Lee gave the interview on a recent trip to Thailand and Bangladesh, where she met officials and Rohingya refugees, who started fleeing Myanmar's western Rakhine State after coordinated, state-sponsored violence began against them in November 2016.
In August last year, a UN fact-finding mission concluded Myanmar's military had carried out "genocide" and other gross rights violations against the Rohingya Muslims.
Lee was appointed to investigate the matter. Min Aung Hlaing, the Myanmarese military chief, has retained his position despite the UN findings and massive international furor, while Lee has been barred from the country.
The violence against the Rohingya – carried out by military soldiers and Buddhist mobs – intensified in August 2017. Thousands of Muslims were killed, and more than 700,000 others survived only by fleeing to neighboring Bangladesh, where they are now living in overcrowded refugee camps in dire humanitarian conditions.
In October 2018, Bangladeshi and Myanmarese government officials announced that they had struck a "very concrete" repatriation deal for the return of the Rohingya Muslims. The refugees, and rights activists, however, fear that violence awaits them back home.

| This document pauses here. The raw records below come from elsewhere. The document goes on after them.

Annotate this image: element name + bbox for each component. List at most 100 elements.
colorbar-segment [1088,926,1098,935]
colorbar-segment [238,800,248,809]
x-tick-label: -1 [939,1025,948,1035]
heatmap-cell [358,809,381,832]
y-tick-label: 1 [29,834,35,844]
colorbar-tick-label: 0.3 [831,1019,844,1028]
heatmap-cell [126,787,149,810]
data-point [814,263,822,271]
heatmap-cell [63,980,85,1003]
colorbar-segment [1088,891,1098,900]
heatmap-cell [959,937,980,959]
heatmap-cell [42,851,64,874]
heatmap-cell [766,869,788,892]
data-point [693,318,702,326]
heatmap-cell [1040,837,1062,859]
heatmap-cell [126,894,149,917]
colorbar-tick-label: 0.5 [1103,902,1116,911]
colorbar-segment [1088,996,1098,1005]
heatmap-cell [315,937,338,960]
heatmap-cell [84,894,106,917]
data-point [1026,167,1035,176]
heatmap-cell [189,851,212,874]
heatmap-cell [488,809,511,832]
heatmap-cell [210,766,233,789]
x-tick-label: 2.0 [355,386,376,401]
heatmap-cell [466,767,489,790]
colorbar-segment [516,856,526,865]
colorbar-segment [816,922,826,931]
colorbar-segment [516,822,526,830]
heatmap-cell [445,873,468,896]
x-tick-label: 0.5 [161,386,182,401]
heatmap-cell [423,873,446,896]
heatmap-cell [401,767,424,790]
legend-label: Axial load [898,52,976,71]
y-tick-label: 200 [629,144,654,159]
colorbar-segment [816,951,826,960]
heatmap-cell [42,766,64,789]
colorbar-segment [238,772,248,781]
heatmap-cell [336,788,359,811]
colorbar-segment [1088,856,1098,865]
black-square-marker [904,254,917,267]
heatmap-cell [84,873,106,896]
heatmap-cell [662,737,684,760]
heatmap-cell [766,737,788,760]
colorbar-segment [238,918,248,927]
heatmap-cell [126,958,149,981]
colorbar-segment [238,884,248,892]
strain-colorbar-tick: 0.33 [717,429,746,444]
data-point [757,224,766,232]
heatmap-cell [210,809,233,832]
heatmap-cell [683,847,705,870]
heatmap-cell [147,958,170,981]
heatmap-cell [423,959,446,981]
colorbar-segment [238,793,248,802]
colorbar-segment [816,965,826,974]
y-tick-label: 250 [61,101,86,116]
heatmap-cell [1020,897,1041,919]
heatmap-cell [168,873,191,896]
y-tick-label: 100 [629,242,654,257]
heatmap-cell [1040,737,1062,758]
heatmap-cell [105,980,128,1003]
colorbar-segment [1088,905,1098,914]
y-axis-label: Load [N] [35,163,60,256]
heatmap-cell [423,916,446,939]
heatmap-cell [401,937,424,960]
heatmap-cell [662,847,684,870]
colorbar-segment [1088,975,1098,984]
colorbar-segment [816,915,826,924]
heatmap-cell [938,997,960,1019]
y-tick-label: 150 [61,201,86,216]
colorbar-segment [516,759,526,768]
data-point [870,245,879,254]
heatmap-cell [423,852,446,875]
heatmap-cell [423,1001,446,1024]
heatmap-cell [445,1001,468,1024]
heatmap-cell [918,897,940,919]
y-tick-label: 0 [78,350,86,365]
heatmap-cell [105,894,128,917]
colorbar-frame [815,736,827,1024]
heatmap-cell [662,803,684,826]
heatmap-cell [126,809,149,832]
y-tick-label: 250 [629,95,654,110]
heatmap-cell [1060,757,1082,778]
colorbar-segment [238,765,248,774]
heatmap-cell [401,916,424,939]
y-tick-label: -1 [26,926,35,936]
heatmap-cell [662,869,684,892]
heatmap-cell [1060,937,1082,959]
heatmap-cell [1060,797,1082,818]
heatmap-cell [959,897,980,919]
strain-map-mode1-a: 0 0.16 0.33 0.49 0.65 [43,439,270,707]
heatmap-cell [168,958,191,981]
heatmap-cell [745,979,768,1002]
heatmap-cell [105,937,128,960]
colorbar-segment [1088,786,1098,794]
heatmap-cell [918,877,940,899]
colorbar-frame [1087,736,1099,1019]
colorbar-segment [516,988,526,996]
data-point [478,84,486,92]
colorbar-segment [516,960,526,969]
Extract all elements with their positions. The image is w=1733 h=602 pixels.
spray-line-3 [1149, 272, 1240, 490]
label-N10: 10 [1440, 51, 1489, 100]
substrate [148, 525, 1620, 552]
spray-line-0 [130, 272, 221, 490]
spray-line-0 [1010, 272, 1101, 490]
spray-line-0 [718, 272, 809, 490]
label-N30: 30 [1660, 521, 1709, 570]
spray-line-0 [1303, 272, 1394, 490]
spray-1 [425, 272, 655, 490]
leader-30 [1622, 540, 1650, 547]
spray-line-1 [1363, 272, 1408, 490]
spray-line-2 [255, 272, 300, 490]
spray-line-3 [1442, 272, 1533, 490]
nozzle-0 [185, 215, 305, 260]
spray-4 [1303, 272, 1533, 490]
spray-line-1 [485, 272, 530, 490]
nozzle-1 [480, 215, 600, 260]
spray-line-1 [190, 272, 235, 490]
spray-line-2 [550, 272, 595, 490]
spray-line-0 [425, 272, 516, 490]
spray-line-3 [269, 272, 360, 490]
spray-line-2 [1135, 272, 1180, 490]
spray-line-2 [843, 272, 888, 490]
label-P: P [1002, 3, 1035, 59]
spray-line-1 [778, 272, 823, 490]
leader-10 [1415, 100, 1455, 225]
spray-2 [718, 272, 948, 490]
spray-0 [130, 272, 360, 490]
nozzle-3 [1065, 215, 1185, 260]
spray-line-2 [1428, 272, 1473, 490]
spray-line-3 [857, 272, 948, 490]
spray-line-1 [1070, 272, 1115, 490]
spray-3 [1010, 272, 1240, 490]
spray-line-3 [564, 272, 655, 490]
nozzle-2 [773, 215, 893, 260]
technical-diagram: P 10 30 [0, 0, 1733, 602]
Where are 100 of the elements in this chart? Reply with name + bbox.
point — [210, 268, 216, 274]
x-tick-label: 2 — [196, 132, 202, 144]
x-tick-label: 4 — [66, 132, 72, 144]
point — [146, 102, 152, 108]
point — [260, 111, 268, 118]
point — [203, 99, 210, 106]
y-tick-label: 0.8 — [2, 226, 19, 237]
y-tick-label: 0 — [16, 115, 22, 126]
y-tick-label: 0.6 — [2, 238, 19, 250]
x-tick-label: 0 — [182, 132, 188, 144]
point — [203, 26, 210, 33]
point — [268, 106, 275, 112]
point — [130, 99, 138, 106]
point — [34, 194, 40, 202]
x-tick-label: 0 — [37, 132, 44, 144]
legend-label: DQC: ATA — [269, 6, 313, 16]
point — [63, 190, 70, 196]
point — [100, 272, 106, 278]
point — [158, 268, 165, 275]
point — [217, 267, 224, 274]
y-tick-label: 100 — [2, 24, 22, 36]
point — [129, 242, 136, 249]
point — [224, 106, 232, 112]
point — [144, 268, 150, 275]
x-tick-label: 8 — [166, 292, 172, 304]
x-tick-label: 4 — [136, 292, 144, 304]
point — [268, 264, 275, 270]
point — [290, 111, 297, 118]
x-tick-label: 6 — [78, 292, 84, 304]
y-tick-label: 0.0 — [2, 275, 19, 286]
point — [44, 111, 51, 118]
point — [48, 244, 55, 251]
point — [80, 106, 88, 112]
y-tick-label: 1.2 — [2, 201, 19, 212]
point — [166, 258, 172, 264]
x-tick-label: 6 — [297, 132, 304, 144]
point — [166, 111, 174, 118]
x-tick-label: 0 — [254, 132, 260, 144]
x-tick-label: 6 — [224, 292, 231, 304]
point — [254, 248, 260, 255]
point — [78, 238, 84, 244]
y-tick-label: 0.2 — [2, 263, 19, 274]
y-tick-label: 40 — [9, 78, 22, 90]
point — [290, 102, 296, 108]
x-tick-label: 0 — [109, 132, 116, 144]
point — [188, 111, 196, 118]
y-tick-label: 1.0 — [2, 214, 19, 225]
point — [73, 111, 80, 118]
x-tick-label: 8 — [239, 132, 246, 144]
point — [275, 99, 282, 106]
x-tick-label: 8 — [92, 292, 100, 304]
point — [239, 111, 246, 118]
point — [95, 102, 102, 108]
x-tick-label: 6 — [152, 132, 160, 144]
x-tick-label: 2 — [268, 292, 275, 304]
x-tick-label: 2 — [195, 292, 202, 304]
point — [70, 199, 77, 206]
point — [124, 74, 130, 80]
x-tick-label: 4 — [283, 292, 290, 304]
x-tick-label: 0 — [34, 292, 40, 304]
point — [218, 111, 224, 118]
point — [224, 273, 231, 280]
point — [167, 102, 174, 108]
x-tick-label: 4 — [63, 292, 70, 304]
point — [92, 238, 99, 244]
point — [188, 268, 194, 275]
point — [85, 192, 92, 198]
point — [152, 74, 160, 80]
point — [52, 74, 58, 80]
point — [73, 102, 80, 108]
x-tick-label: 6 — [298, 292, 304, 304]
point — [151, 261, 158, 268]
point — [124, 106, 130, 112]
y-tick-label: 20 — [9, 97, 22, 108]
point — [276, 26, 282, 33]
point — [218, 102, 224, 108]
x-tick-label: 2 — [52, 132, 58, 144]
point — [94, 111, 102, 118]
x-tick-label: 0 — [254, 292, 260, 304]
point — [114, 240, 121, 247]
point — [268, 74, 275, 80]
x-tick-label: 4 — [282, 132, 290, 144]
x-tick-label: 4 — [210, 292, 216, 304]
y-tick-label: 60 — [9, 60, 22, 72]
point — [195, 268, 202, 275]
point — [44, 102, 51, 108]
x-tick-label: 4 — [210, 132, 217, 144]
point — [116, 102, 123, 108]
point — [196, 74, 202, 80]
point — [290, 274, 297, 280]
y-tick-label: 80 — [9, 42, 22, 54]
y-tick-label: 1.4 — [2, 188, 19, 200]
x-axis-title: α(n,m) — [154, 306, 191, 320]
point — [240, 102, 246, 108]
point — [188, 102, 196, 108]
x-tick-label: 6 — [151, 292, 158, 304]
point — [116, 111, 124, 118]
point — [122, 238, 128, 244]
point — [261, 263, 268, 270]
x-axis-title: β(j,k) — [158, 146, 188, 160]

In her interview, Lee effectively confirmed those concerns.
"For any repatriation to happen... the perpetrators must be held to account, because sending the refugees back with no accountability is going to really exacerbate or prolong the horrific situation in Myanmar," she said. "And then we'll see another cycle of expulsion again."
In September 2018, the International Criminal Court opened a preliminary probe into the Myanmarese military's crimes against members of the Rohingya Muslim minority group.
Myanmar has said it "absolutely rejects" ICC jurisdiction. The country is not a signatory to the ICC's founding statute, but judges have ruled that the court still has jurisdiction over any alleged crimes against the Rohingya, as Bangladesh – where the Rohingya have taken shelter – is an ICC member.
'A great disappointment'
Lee said Myanmarese authorities had turned down her latest request to visit the country.
"They responded and reminded me that they had asked the Human Rights Council to replace me so they cannot engage with me," she said.
She also denounced as a "great disappointment" the country's human rights record.
The Rohingya Muslims, who have lived in Myanmar for generations, are denied citizenship and are branded illegal emigrants from Bangladesh, which likewise denies them citizenship. Before coordinated violence began in late 2016, they had already faced persecution for years.